Does anyone have any specific information on the differences and how they react to produce soap.  If I'm not mistaken, the tech grade is lower grade and has more metals and unwanted substances.  But does it really matter to make any iota of a difference?


----------



## falldowngobump (Oct 18, 2011)

I'm no chemist, but I've ordered and used the tech grade lye from Essential Depo several times.  It works just like any other lye I've ever used.


----------



## Hazel (Oct 18, 2011)

Same here. I can't tell a difference between them.


----------



## ikindred (Oct 18, 2011)

Whatever is cheaper, there really is no difference.  I have used both with the same results.


----------



## Lindy (Oct 18, 2011)

I didn't know there was a food grade  :shock:


----------



## Fragola (Oct 19, 2011)

Funny, there are some ethnic cooking recipes requiring lye, but can't remember what.


----------



## IrishLass (Oct 19, 2011)

Yes- there is food grade lye and tech grade lye. I've used both in my soap (from AAA Chemical Supply) and found was absolutely no difference in the outcome.

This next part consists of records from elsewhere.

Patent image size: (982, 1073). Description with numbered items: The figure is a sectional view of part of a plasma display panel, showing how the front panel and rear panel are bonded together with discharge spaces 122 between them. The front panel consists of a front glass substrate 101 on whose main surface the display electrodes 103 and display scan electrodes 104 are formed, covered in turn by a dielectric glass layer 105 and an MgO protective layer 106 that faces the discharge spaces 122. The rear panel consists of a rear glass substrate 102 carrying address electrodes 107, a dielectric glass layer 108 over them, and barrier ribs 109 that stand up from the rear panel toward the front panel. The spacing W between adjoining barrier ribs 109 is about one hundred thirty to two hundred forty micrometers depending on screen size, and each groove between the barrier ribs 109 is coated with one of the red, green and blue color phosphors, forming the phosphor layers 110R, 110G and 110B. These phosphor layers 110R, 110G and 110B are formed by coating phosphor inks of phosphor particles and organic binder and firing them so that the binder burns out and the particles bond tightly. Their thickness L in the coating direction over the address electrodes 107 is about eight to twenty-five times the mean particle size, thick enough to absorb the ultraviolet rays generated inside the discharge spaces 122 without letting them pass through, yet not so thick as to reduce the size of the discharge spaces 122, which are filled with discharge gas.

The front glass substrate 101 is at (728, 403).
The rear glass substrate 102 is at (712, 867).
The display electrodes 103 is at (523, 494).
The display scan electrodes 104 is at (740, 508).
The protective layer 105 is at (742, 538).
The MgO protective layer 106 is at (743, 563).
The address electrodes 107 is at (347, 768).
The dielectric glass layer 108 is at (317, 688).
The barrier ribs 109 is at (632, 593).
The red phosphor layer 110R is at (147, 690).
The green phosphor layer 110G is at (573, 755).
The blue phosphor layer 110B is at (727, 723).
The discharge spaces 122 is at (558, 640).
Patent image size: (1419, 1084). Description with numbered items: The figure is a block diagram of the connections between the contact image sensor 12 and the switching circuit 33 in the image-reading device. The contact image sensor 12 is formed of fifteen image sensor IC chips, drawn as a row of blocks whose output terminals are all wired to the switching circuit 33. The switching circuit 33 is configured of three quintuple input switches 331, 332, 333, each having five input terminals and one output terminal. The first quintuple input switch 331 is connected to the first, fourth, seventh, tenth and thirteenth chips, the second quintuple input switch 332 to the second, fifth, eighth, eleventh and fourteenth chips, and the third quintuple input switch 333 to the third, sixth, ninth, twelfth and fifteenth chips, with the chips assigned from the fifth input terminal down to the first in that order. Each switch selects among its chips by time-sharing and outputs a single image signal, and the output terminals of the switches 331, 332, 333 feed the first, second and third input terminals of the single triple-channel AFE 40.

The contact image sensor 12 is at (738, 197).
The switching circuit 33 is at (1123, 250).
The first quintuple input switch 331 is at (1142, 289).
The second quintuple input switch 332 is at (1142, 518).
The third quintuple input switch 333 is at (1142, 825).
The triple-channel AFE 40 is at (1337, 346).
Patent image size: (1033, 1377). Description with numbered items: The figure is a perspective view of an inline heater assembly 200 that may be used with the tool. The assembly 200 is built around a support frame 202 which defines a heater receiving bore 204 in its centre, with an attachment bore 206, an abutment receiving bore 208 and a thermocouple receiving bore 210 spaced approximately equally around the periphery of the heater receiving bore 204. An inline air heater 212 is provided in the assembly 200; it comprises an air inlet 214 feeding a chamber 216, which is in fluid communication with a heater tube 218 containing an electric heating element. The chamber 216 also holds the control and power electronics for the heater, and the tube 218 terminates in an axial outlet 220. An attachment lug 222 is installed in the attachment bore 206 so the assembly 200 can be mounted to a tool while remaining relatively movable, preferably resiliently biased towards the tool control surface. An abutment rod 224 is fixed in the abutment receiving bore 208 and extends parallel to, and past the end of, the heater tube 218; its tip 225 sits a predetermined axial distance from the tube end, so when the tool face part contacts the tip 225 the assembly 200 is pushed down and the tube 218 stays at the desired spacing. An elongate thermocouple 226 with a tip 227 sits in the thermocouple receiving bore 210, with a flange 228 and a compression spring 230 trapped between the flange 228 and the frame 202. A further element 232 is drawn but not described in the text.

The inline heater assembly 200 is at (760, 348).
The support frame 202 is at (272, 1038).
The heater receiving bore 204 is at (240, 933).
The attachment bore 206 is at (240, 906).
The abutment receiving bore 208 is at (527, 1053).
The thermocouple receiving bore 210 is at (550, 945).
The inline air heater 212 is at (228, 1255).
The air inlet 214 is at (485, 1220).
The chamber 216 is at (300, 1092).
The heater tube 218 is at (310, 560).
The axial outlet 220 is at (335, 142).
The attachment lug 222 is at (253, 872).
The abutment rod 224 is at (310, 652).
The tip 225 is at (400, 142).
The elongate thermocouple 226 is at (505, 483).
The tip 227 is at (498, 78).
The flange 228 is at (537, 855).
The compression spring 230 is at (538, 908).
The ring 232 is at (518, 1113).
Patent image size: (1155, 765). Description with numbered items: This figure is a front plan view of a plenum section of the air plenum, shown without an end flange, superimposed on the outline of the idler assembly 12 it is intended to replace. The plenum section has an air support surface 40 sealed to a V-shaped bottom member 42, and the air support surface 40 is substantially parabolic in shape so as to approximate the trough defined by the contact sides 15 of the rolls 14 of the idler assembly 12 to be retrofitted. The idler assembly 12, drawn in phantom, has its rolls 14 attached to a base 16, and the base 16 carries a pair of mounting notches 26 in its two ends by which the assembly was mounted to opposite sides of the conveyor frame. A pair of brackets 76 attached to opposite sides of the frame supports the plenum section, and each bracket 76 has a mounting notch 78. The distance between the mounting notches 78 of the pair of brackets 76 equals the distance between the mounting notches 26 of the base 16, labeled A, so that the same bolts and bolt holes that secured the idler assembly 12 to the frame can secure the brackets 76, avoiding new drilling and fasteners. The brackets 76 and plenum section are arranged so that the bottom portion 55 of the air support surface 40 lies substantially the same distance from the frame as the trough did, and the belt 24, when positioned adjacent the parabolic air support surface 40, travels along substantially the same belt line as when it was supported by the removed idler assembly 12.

Lots of different foods are processed using lye (pretzels, chocolate, olives, hominy, etc....), and it is used by different ethnic groups in the preparation of certain ingredients, hence the reason for food grade. It's slightly more expensive than tech grade and has less impurities in it.


IrishLass


----------



## peace-love-and-suds (Oct 21, 2011)

Thanks guys.  From my research I have found that the tech grade lye appears to have more unwanted metals and impurities.  I think I'll stick with food grade lye from now on, since it is so highly recommended to use pure water!


----------



## soapbuddy (Oct 21, 2011)

ikindred said:
			
		

> Whatever is cheaper, there really is no difference.  I have used both with the same results.


Exactly.


----------



## Moonblossom (Oct 21, 2011)

soapbuddy said:
			
		

> ikindred said:
> 
> 
> 
> ...



Ditto


----------



## Lindy (Oct 21, 2011)

Interesting - thanks!


----------



## peace-love-and-suds (Oct 29, 2011)

Great deals on food grade lye here. (the better version in my opinion at this point) 

I spoke one of their representatives and he said that food grade is more refined and has less metals, etc.  Better to buy the 30 pound bulk...much much cheaper.

http://www.essentialdepot.com/servlet/t ... Categories


----------



## debbism (Oct 29, 2011)

I recently purchased tech grade after always using food grade.  I don't see any difference at all.  Of course, when it comes to price, there was a very slight difference - when buying 32 lbs I saved $4 buying tech....might go back to food grade next time 

BUT i will tell you, I will NEVER order lye from www.ingredientstodiefor.com as they have yet to reply to my emails regarding the difficulties in handling their lye....That alone would prevent me from sending my business their way next time.

Their lye comes in short wide mouth bottles and they have a foil/paper seal over top that generates LOTS of static when removed and is near impossible to remove with gloves on - i never take my gloves off to open or handle lye so this presents a real problem.

AAA-Chemicals.com is much better....taller wide mouth bottles with childproof caps - no foil.  Essential depot seems to package their lye this way too and actually a tad less expensive that AAA-chemical.


----------



## carebear (Dec 21, 2011)

AAA Chemicals & The Lye Guy get my vote.


----------



## Fragola (Dec 21, 2011)

> Their lye comes in short wide mouth bottles and they have a foil/paper seal over top that generates LOTS of static when removed and is near impossible to remove with gloves on - i never take my gloves off to open or handle lye so this presents a real problem.



Use an appropriate tool to open the jar or cut through the foil.


----------



## cheesenoodle (Dec 21, 2011)

Tech grade chemicals are less regulated and lack the standards of purity that Food grade chemicals which have to meet the requirements of the FDA's Food Chemical Codex (FCC). 

Tech grade probably has more impurities (ie, heavy metals like Lead) but it's hard to find out just what impurities are in tech grade lye, it seems.


----------